StellarSense is a web-based classification model that uses a K-Nearest Neighbors (KNN) algorithm to predict the class of celestial objects based on their attributes. This project utilizes Flask for the web framework, along with HTML, CSS, and JavaScript for the front-end interface.
- Accurate Predictions: Classifies celestial objects based on attributes such as Right Ascension, Declination, and photometric filters (Ultraviolet, Green, Red, Infrared(I), Infrared(Z), and Redshift).
- Interactive Web Interface: Allows users to input data and view predictions in real-time.
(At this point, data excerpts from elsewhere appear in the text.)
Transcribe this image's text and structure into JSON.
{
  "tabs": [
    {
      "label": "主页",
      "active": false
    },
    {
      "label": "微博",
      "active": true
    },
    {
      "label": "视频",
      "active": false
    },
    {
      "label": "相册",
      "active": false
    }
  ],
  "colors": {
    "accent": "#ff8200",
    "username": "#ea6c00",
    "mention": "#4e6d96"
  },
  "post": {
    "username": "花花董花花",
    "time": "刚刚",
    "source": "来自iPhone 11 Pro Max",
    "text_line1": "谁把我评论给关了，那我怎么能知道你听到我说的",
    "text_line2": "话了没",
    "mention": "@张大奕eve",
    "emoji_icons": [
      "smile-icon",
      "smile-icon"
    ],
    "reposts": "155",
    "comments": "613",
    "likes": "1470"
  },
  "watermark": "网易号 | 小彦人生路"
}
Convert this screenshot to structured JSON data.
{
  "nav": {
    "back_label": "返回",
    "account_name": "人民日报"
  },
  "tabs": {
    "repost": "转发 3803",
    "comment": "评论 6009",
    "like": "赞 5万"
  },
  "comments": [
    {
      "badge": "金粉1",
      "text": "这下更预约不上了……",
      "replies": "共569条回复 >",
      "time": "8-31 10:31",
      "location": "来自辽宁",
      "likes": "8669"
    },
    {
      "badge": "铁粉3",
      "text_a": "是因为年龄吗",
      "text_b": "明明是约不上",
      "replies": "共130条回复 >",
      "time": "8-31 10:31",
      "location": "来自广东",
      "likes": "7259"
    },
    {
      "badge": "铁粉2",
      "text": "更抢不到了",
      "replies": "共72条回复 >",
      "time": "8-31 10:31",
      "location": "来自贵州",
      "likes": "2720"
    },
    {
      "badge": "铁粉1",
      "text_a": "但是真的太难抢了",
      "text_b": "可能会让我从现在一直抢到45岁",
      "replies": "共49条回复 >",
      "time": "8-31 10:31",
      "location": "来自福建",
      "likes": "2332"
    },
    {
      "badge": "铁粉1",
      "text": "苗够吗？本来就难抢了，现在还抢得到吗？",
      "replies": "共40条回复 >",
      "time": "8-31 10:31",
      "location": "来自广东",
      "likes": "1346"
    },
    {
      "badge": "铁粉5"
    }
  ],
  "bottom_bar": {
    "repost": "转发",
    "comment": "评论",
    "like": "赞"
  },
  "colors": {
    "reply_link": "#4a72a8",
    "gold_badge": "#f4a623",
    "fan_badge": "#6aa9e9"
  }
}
- K-Nearest Neighbors Classifier: Utilizes a KNN model (K=5) trained on a comprehensive dataset from the Sloan Digital Sky Survey (SDSS).
StellarSense-main/
├── main.py
├── star_classification.csv
├── static/
│ ├── Clouds-stars.js
│ ├── script.js
│ ├── star.svg
│ └── style.css
└── templates/
└── index.html
main.py
: The main Flask application file that sets up the server and the KNN model.star_classification.csv
: The dataset used for training the KNN model.static/
: Directory containing static assets such as JavaScript, CSS, and image files.templates/
: Directory containing HTML templates.
- Python 3.x
- Flask
- scikit-learn
- pandas
-
Clone the repository:
git clone https://github.com/yourusername/StellarSense.git cd StellarSense-main
-
Create and activate a virtual environment:
python -m venv venv source venv/bin/activate # On Windows use `venv\Scripts\activate`
-
Install the required dependencies:
pip install -r requirements.txt
-
Run the application:
python main.py
-
Open your browser and go to
http://127.0.0.1:5000/
to access the application.
- Navigate to the homepage.
- Input the required attributes (u, g, r, i, z, redshift) in the form.
- Submit the form to get the predicted class of the celestial object (QSO, Galaxy, or Star).